「いらっしゃいませー。全席禁煙になりますけど、よろしいですか?」
「あぁ……はい」
「お好きなお席にどうぞ~」
昨日の『店長』とは違うけど、出迎えてくれた店員さんに、この人もマイナスイオン満載だな、なんて思いながら昨日と同じ席に座ってメニューを開いた。
「お決まりですか?」
「あ、いや……まだ……です」
「んふふ。どれも美味しいですから、ゆっくり悩んで下さいね」
ふにゃんと笑ったその人につられて、俺の口元も何故か緩んで、慌ててメニューに顔を隠した瞬間にドアの開く音がした。
「あれ、なんでマスターが出てんの」
「あー、かず、おかえり~」
メニューから顔を上げた俺をちらりと見て、口の端っこで笑った二宮さんが、さっきの店員さんを押しのけてカウンターに進んでいく。
「お決まりですか?」
メニューから顔を上げた俺と視線があって、店員さんがニコニコ笑いながら俺の方へ歩いてきた。
「あぁ……えっと、しらすのペペロンチーノのサラダセットで」
「あー!それね!俺もすごい好き!美味いんですよぉ」
んふふふふーって嬉しそうに笑ったその人の向こうから、二宮さんの声が聞こえてくる。
「まーくん!客!なんでマスター出してんだよ!」
「かずとまーちゃんはね、小さい頃からずっと一緒なんですよ」
声のする方を見つめていた俺に、柔らかい笑顔のままで『マスター』が言う。
「へぇ……仲、いいんですね……」
『かず』が二宮さんで、『まーくん』もしくは『まーちゃん』が店長さん、で、この人が『マスター』と、頭の中にメモをした。
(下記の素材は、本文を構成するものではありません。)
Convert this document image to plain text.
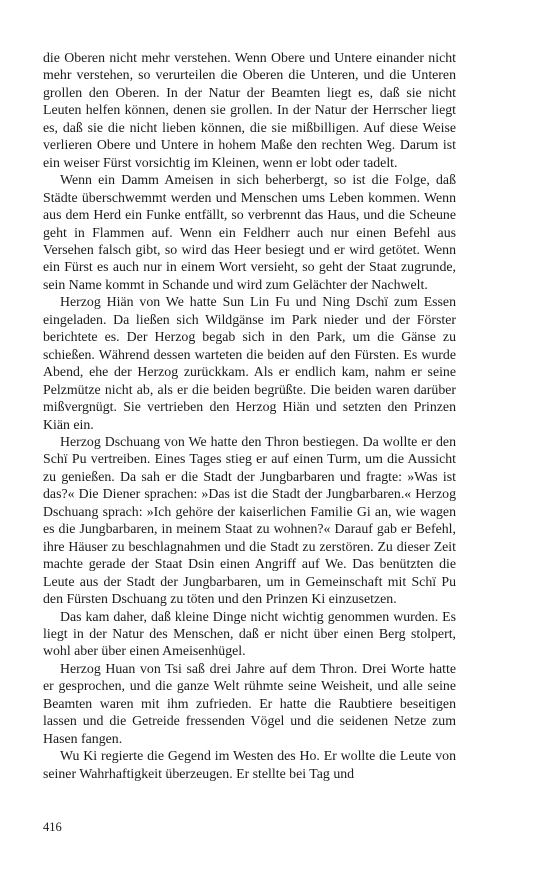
die Oberen nicht mehr verstehen. Wenn Obere und Untere einander nicht mehr verstehen, so verurteilen die Oberen die Unteren, und die Unteren grollen den Oberen. In der Natur der Beamten liegt es, daß sie nicht Leuten helfen können, denen sie grollen. In der Natur der Herrscher liegt es, daß sie die nicht lieben können, die sie mißbilligen. Auf diese Weise verlieren Obere und Untere in hohem Maße den rechten Weg. Darum ist ein weiser Fürst vorsichtig im Kleinen, wenn er lobt oder tadelt.

Wenn ein Damm Ameisen in sich beherbergt, so ist die Folge, daß Städte überschwemmt werden und Menschen ums Leben kommen. Wenn aus dem Herd ein Funke entfällt, so verbrennt das Haus, und die Scheune geht in Flammen auf. Wenn ein Feldherr auch nur einen Befehl aus Versehen falsch gibt, so wird das Heer besiegt und er wird getötet. Wenn ein Fürst es auch nur in einem Wort versieht, so geht der Staat zugrunde, sein Name kommt in Schande und wird zum Gelächter der Nachwelt.

Herzog Hiän von We hatte Sun Lin Fu und Ning Dschï zum Essen eingeladen. Da ließen sich Wildgänse im Park nieder und der Förster berichtete es. Der Herzog begab sich in den Park, um die Gänse zu schießen. Während dessen warteten die beiden auf den Fürsten. Es wurde Abend, ehe der Herzog zurückkam. Als er endlich kam, nahm er seine Pelzmütze nicht ab, als er die beiden begrüßte. Die beiden waren darüber mißvergnügt. Sie vertrieben den Herzog Hiän und setzten den Prinzen Kiän ein.

Herzog Dschuang von We hatte den Thron bestiegen. Da wollte er den Schï Pu vertreiben. Eines Tages stieg er auf einen Turm, um die Aussicht zu genießen. Da sah er die Stadt der Jungbarbaren und fragte: »Was ist das?« Die Diener sprachen: »Das ist die Stadt der Jungbarbaren.« Herzog Dschuang sprach: »Ich gehöre der kaiserlichen Familie Gi an, wie wagen es die Jungbarbaren, in meinem Staat zu wohnen?« Darauf gab er Befehl, ihre Häuser zu beschlagnahmen und die Stadt zu zerstören. Zu dieser Zeit machte gerade der Staat Dsin einen Angriff auf We. Das benützten die Leute aus der Stadt der Jungbarbaren, um in Gemeinschaft mit Schï Pu den Fürsten Dschuang zu töten und den Prinzen Ki einzusetzen.

Das kam daher, daß kleine Dinge nicht wichtig genommen wurden. Es liegt in der Natur des Menschen, daß er nicht über einen Berg stolpert, wohl aber über einen Ameisenhügel.

Herzog Huan von Tsi saß drei Jahre auf dem Thron. Drei Worte hatte er gesprochen, und die ganze Welt rühmte seine Weisheit, und alle seine Beamten waren mit ihm zufrieden. Er hatte die Raubtiere beseitigen lassen und die Getreide fressenden Vögel und die seidenen Netze zum Hasen fangen.

Wu Ki regierte die Gegend im Westen des Ho. Er wollte die Leute von seiner Wahrhaftigkeit überzeugen. Er stellte bei Tag und

416
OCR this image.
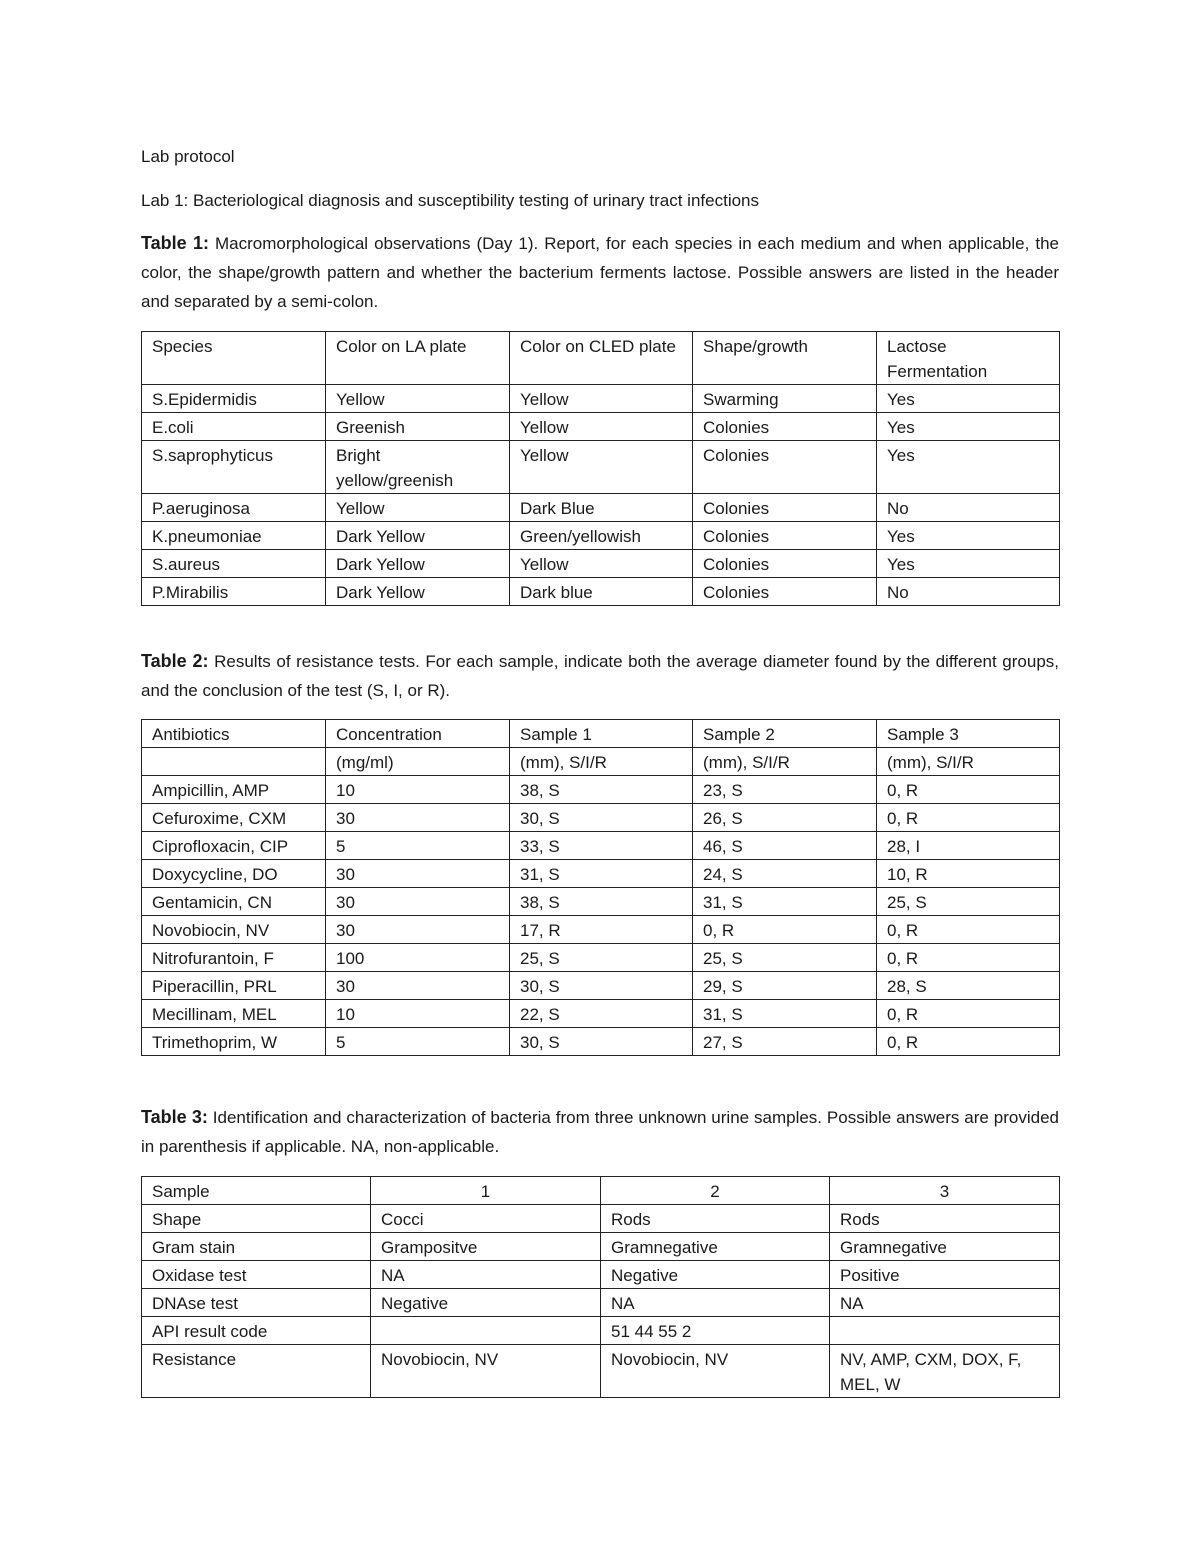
Lab protocol

Lab 1: Bacteriological diagnosis and susceptibility testing of urinary tract infections

Table 1: Macromorphological observations (Day 1). Report, for each species in each medium and when applicable, the color, the shape/growth pattern and whether the bacterium ferments lactose. Possible answers are listed in the header and separated by a semi-colon.

Species	Color on LA plate	Color on CLED plate	Shape/growth	Lactose Fermentation
S.Epidermidis	Yellow	Yellow	Swarming	Yes
E.coli	Greenish	Yellow	Colonies	Yes
S.saprophyticus	Bright yellow/greenish	Yellow	Colonies	Yes
P.aeruginosa	Yellow	Dark Blue	Colonies	No
K.pneumoniae	Dark Yellow	Green/yellowish	Colonies	Yes
S.aureus	Dark Yellow	Yellow	Colonies	Yes
P.Mirabilis	Dark Yellow	Dark blue	Colonies	No

Table 2: Results of resistance tests. For each sample, indicate both the average diameter found by the different groups, and the conclusion of the test (S, I, or R).

Antibiotics	Concentration	Sample 1	Sample 2	Sample 3
	(mg/ml)	(mm), S/I/R	(mm), S/I/R	(mm), S/I/R
Ampicillin, AMP	10	38, S	23, S	0, R
Cefuroxime, CXM	30	30, S	26, S	0, R
Ciprofloxacin, CIP	5	33, S	46, S	28, I
Doxycycline, DO	30	31, S	24, S	10, R
Gentamicin, CN	30	38, S	31, S	25, S
Novobiocin, NV	30	17, R	0, R	0, R
Nitrofurantoin, F	100	25, S	25, S	0, R
Piperacillin, PRL	30	30, S	29, S	28, S
Mecillinam, MEL	10	22, S	31, S	0, R
Trimethoprim, W	5	30, S	27, S	0, R

Table 3: Identification and characterization of bacteria from three unknown urine samples. Possible answers are provided in parenthesis if applicable. NA, non-applicable.

Sample	1	2	3
Shape	Cocci	Rods	Rods
Gram stain	Grampositve	Gramnegative	Gramnegative
Oxidase test	NA	Negative	Positive
DNAse test	Negative	NA	NA
API result code		51 44 55 2	
Resistance	Novobiocin, NV	Novobiocin, NV	NV, AMP, CXM, DOX, F, MEL, W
「仲いいって言うか、『腐れ縁』ってやつね。てか、アンタもまーくんに甘すぎんだよ」
いつの間にか水の入ったコップを手に戻ってきた二宮さんが、俺の前の席に座りながら『マスター』をじろりと睨んだ。
「え、そこ座んの?」
「え?違うとこ座る方が変じゃない?この場合」
「まぁ……そう、だけど……」
二宮さんと向かい合って座って、一体何を話したらいいんだよって、心の中でため息をつく。
「かずは?何にすんの?」
「ハンバーグ」
ぼそりと呟いた二宮さんに『マスター』は、またふにゃんって笑ってカウンターに戻っていく。
ばたばたと足音がして、店長さんが顔を出した。
「まーちゃん。しらすパスタとハンバーグだって」
そう『マスター』に言われた店長さんが、ちらりと俺の方を見て笑顔でぺこりと頭を下げるから、俺もつられて笑顔で頭を下げる。
顔を上げたら、不敵に笑っている二宮さんとばっちり目が合って、意味もなく咳払いをして、背筋を伸ばして座り直した。
「まーくん、だよ」
「え?」
「あの人の名前」
それだけ言うと、んふふって楽しそうに笑って、二宮さんが水の入ったグラスを持ち上げた。